The Problem I’m Actually Solving

Most “Agentic AIs” demos stop at planning. They generate a graph, maybe call a few APIs, and then quietly fall apart when:

  • A step takes 3 days instead of 3 seconds
  • A human approval is required
  • A service is down at 2 in the morning
  • The process needs an audit trail six months later

Civic systems live entirely in this failure mode. So I started from a simple constraint: LLMs may plan. They must never own execution state. Everything that follows is a consequence of that.

High-Level Architecture

At a glance, Mudda AI is split into two distinct orchestration layers:

  1. LLM Orchestration → Reasoning, planning, interpretation
  2. System Orchestration → Execution, retries, waiting, auditability

They serve different failure models, so I refused to collapse them into one abstraction.

HLD — Agentic Workflow v1

HLD — Agentic Workflow v1: Architecture showing the split between LLM and System Orchestration

LLM Orchestration vs System Orchestration

DimensionLLM Orchestration (LangGraph-style)System Orchestration (Temporal.io)
Primary roleInterpret intent, plan workflowsExecute workflows reliably
Typical durationMilliseconds to secondsHours, days, or weeks
State ownershipEphemeral / best-effortDurable and persisted
Failure modelRetry by re-promptingAutomatic retries, resumable
Human-in-the-loopPoor fitFirst-class support
AuditabilityLimitedFull execution history
Cost sensitivityToken-boundInfra-bound
When it breaksSilent or partialObservable and recoverable

Components: What They Are and Why They Live Under System Orchestration

Components are not tools in the LLM sense. I’ve added MCP-like components specifically for system orchestration. Each component behaves like a standalone API or microservice (e.g., sending emails, booking contractors, scheduling inspections, releasing budgets). These are not abstract capabilities; they are concrete system actions.

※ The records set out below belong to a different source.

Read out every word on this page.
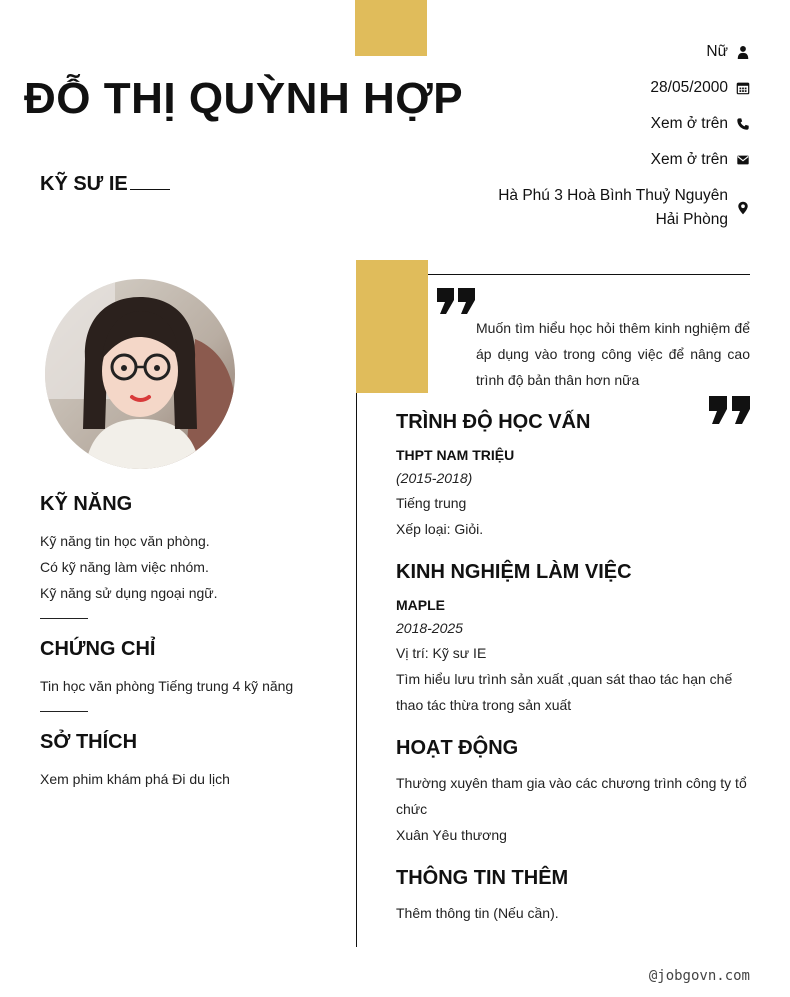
ĐỖ THỊ QUỲNH HỢP
KỸ SƯ IE
Nữ
28/05/2000
Xem ở trên
Xem ở trên
Hà Phú 3 Hoà Bình Thuỷ Nguyên
Hải Phòng
KỸ NĂNG
Kỹ năng tin học văn phòng.
Có kỹ năng làm việc nhóm.
Kỹ năng sử dụng ngoại ngữ.
CHỨNG CHỈ
Tin học văn phòng Tiếng trung 4 kỹ năng
SỞ THÍCH
Xem phim khám phá Đi du lịch
Muốn tìm hiểu học hỏi thêm kinh nghiệm để áp dụng vào trong công việc để nâng cao trình độ bản thân hơn nữa
TRÌNH ĐỘ HỌC VẤN
THPT NAM TRIỆU
(2015-2018)
Tiếng trung
Xếp loại: Giỏi.
KINH NGHIỆM LÀM VIỆC
MAPLE
2018-2025
Vị trí: Kỹ sư IE
Tìm hiểu lưu trình sản xuất ,quan sát thao tác hạn chế thao tác thừa trong sản xuất
HOẠT ĐỘNG
Thường xuyên tham gia vào các chương trình công ty tổ chức
Xuân Yêu thương
THÔNG TIN THÊM
Thêm thông tin (Nếu cần).
@jobgovn.com
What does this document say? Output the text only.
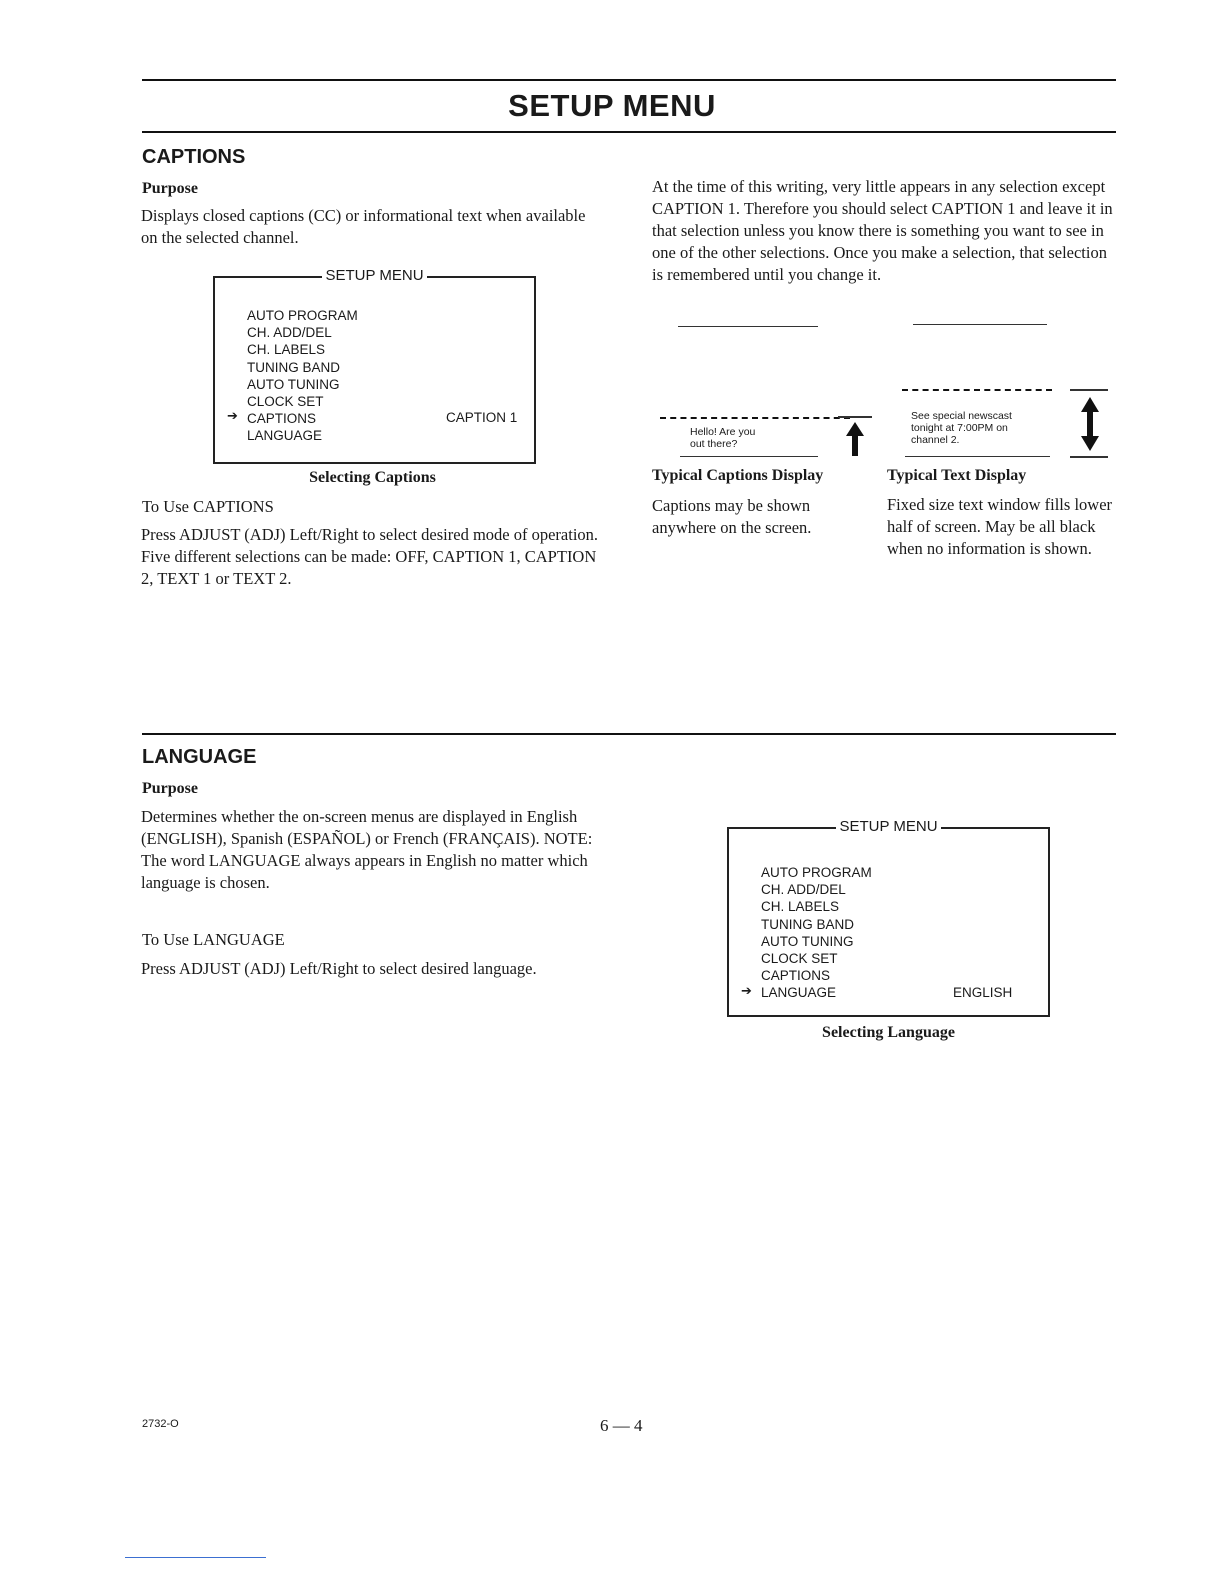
SETUP MENU
CAPTIONS
Purpose
Displays closed captions (CC) or informational text when available on the selected channel.
SETUP MENU
AUTO PROGRAM
CH. ADD/DEL
CH. LABELS
TUNING BAND
AUTO TUNING
CLOCK SET
CAPTIONS
LANGUAGE
➔	CAPTION 1
Selecting Captions
To Use CAPTIONS
Press ADJUST (ADJ) Left/Right to select desired mode of operation. Five different selections can be made: OFF, CAPTION 1, CAPTION 2, TEXT 1 or TEXT 2.
At the time of this writing, very little appears in any selection except CAPTION 1. Therefore you should select CAPTION 1 and leave it in that selection unless you know there is something you want to see in one of the other selections. Once you make a selection, that selection is remembered until you change it.
Hello! Are you
out there?
Typical Captions Display
Captions may be shown anywhere on the screen.
See special newscast
tonight at 7:00PM on
channel 2.
Typical Text Display
Fixed size text window fills lower half of screen. May be all black when no information is shown.
LANGUAGE
Purpose
Determines whether the on-screen menus are displayed in English (ENGLISH), Spanish (ESPAÑOL) or French (FRANÇAIS). NOTE: The word LANGUAGE always appears in English no matter which language is chosen.
To Use LANGUAGE
Press ADJUST (ADJ) Left/Right to select desired language.
SETUP MENU
AUTO PROGRAM
CH. ADD/DEL
CH. LABELS
TUNING BAND
AUTO TUNING
CLOCK SET
CAPTIONS
LANGUAGE
➔	ENGLISH
Selecting Language
2732-O	6 — 4
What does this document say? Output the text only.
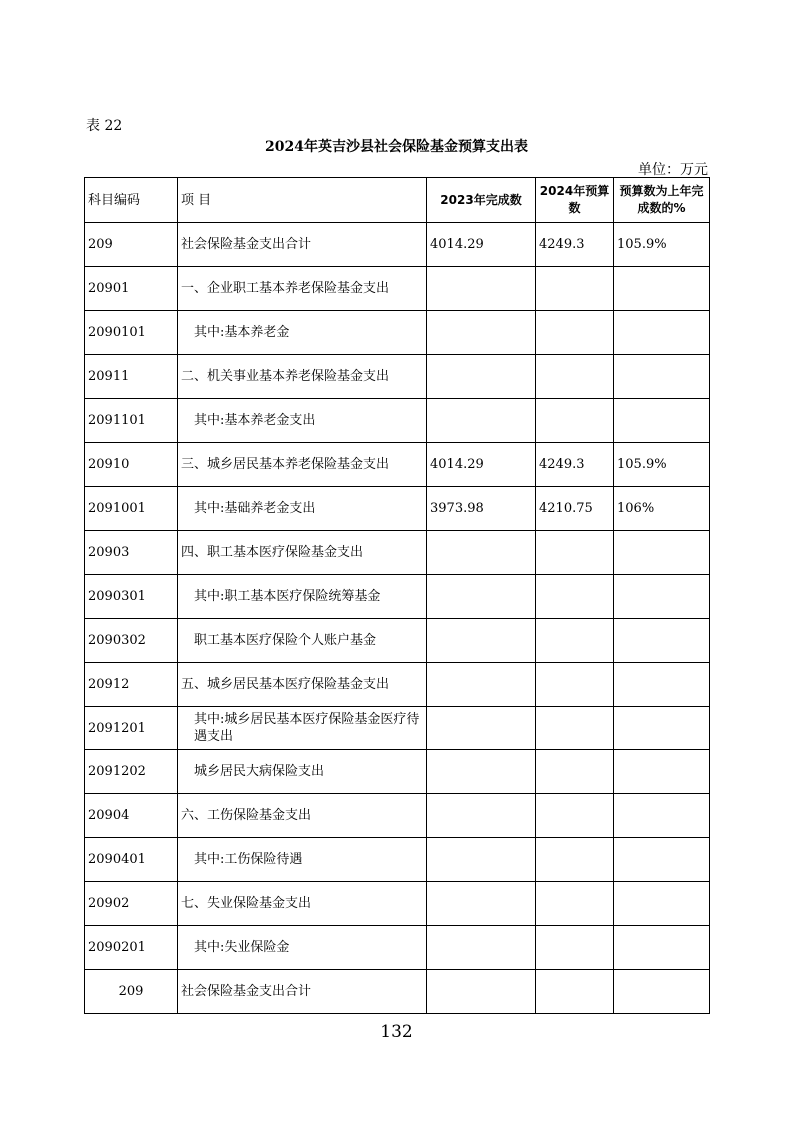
表 22
2024年英吉沙县社会保险基金预算支出表
单位：万元
科目编码	项 目	2023年完成数	2024年预算数	预算数为上年完成数的%
209	社会保险基金支出合计	4014.29	4249.3	105.9%
20901	一、企业职工基本养老保险基金支出			
2090101	其中:基本养老金			
20911	二、机关事业基本养老保险基金支出			
2091101	其中:基本养老金支出			
20910	三、城乡居民基本养老保险基金支出	4014.29	4249.3	105.9%
2091001	其中:基础养老金支出	3973.98	4210.75	106%
20903	四、职工基本医疗保险基金支出			
2090301	其中:职工基本医疗保险统筹基金			
2090302	职工基本医疗保险个人账户基金			
20912	五、城乡居民基本医疗保险基金支出			
2091201	其中:城乡居民基本医疗保险基金医疗待遇支出			
2091202	城乡居民大病保险支出			
20904	六、工伤保险基金支出			
2090401	其中:工伤保险待遇			
20902	七、失业保险基金支出			
2090201	其中:失业保险金			
209	社会保险基金支出合计			
132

  • Is invoked like an API call
  • Executes as part of a Temporal workflow
  • Returns a structured response on completion
  • Leaves a linear, traceable execution path inside the system orchestration service
  • Contains sent and received requests’ content

Why they live under Temporal:

LLMs are not designed to wait for days, retry across deploys, track partial completion, or remain legally auditable. So components are executed exclusively under system orchestration (Temporal), where waiting and failure are normal states, not edge cases.

The Two-Agent Planning Engine

At the heart of the system is a deliberately boring but reliable two-agent pipeline running on Gemini 2.0 Flash.

Agent 1: Component Selector

The first agent does nothing except reduce blast radius. It filters a subset of system components based on the user's problem statement. This exists for context control—keeping prompts smaller, plans tighter, and debugging easier.

Agent 2: Workflow Plan Maker

The second agent plans within strict boundaries. It generates a Directed Acyclic Graph (DAG) represented as executable JSON, binding concrete API actions to each step and marking steps requiring human approval.

Why Planning Stops at JSON

This is where most agentic systems get sloppy. LLMs are excellent at interpreting intent and synthesizing plans, but terrible at holding state across days or exactly-once execution.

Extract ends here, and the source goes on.